19/02/2026.- Salta al Instante.– Foto portada: Luis Toto Caputo, continúa enriqueciendo amigos. Imagen: LPO/Juan Casas.
La política argentina volvió a sacudirse esta semana con una noticia que vuelve a poner en el centro de la escena a los operadores más cercanos a los círculos de poder económico y político. Según publicó La Política Online, Martín Voss, un ex funcionario con una larga historia en la obra social de los jubilados y considerado hombre de confianza del ministro Luis «Toto» Caputo, aparece como el principal beneficiario de contratos del PAMI que suman miles de millones de pesos y que, según críticos y opositores, revelan un esquema de adjudicaciones dirigidas que favorece a empresarios ligados al poder político.
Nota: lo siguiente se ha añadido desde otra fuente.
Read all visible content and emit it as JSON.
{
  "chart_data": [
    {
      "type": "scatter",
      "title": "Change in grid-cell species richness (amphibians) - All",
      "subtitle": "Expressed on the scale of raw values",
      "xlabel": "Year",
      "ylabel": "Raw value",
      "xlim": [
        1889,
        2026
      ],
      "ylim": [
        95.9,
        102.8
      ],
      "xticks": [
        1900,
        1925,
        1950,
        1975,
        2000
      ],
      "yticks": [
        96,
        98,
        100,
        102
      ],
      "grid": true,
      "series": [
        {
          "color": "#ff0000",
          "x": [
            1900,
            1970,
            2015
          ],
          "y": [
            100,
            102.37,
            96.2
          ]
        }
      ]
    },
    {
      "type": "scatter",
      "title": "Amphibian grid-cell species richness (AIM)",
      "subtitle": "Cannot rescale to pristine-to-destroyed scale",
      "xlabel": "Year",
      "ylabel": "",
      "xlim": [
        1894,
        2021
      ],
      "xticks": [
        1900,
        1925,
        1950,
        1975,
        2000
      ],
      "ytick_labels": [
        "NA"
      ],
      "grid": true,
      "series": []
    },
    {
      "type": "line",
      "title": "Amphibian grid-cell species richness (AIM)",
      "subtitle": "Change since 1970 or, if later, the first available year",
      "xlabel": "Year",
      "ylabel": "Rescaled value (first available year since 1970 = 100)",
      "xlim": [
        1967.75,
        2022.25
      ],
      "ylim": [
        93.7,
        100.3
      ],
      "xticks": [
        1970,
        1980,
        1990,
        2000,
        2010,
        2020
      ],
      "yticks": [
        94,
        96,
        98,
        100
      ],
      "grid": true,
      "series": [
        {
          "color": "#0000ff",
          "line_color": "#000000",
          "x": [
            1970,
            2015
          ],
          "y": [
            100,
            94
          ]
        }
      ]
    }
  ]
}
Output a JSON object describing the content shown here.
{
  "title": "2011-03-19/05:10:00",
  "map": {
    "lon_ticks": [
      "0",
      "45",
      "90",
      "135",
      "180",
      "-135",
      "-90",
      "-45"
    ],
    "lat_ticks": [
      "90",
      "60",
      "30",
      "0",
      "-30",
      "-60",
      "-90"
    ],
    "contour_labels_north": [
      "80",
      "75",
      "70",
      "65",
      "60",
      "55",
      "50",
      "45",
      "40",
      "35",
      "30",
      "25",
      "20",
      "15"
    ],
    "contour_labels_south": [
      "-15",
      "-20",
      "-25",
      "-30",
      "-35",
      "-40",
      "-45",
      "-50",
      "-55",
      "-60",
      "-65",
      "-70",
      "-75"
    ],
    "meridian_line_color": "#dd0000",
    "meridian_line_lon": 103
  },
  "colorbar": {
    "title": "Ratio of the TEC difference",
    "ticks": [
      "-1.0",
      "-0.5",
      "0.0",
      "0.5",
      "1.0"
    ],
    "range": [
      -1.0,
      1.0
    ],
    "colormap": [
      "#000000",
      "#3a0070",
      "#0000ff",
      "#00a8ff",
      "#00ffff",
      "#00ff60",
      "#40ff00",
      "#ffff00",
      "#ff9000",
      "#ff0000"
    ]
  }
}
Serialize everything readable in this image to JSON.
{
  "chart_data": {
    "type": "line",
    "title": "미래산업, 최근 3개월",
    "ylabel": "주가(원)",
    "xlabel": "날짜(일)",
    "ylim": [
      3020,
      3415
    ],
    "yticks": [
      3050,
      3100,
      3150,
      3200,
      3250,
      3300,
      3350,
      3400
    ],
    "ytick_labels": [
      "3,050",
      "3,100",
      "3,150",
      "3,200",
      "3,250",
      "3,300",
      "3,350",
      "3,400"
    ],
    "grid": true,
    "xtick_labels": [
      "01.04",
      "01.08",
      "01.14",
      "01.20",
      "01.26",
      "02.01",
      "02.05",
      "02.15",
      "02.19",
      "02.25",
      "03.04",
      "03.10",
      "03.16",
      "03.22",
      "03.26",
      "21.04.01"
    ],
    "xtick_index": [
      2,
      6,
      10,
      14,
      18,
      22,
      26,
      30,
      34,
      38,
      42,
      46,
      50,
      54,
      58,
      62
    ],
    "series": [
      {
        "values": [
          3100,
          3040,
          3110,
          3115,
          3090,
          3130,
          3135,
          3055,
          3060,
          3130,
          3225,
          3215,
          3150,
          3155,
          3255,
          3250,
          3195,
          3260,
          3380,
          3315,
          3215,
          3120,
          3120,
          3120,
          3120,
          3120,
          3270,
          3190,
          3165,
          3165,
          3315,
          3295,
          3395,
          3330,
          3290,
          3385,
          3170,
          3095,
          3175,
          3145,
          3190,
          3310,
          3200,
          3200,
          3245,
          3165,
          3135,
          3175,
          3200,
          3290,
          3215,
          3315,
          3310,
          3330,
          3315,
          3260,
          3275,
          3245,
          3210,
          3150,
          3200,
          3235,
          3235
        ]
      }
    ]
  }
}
Voss, socio del empresario Pazo (según lo consignado por el medio), no es un personaje nuevo en el PAMI: ya había sido funcionario de la obra social durante el gobierno de Cambiemos y regresó al fenómeno público en un rol protagónico que, lejos de atenuar las críticas, las intensifica. La trama que revelan estas contrataciones millonarias vuelve a mostrar cómo hombres con pasado en la estructura estatal —y vínculos estrechos con la cúpula económica del Gobierno— terminan adjudicándose contratos clave del organismo que administra la salud y prestaciones de millones de afiliados jubilados.
La denuncia pública y la polémica no surgen en un vacío. En los últimos meses, ya hubo otros episodios que ponen en cuestión la gestión y el manejo de los recursos del PAMI. Por ejemplo, el intendente de Madariaga, Esteban Santoro, denunció hace meses la existencia de una agrupación ilícita dentro del PAMI que estaría aplicando un compulsivo pase de cápitas —un mecanismo clave para la financiación de prestadores— afectando a más de 10 mil jubilados y generando serias distorsiones en la atención médica del sector.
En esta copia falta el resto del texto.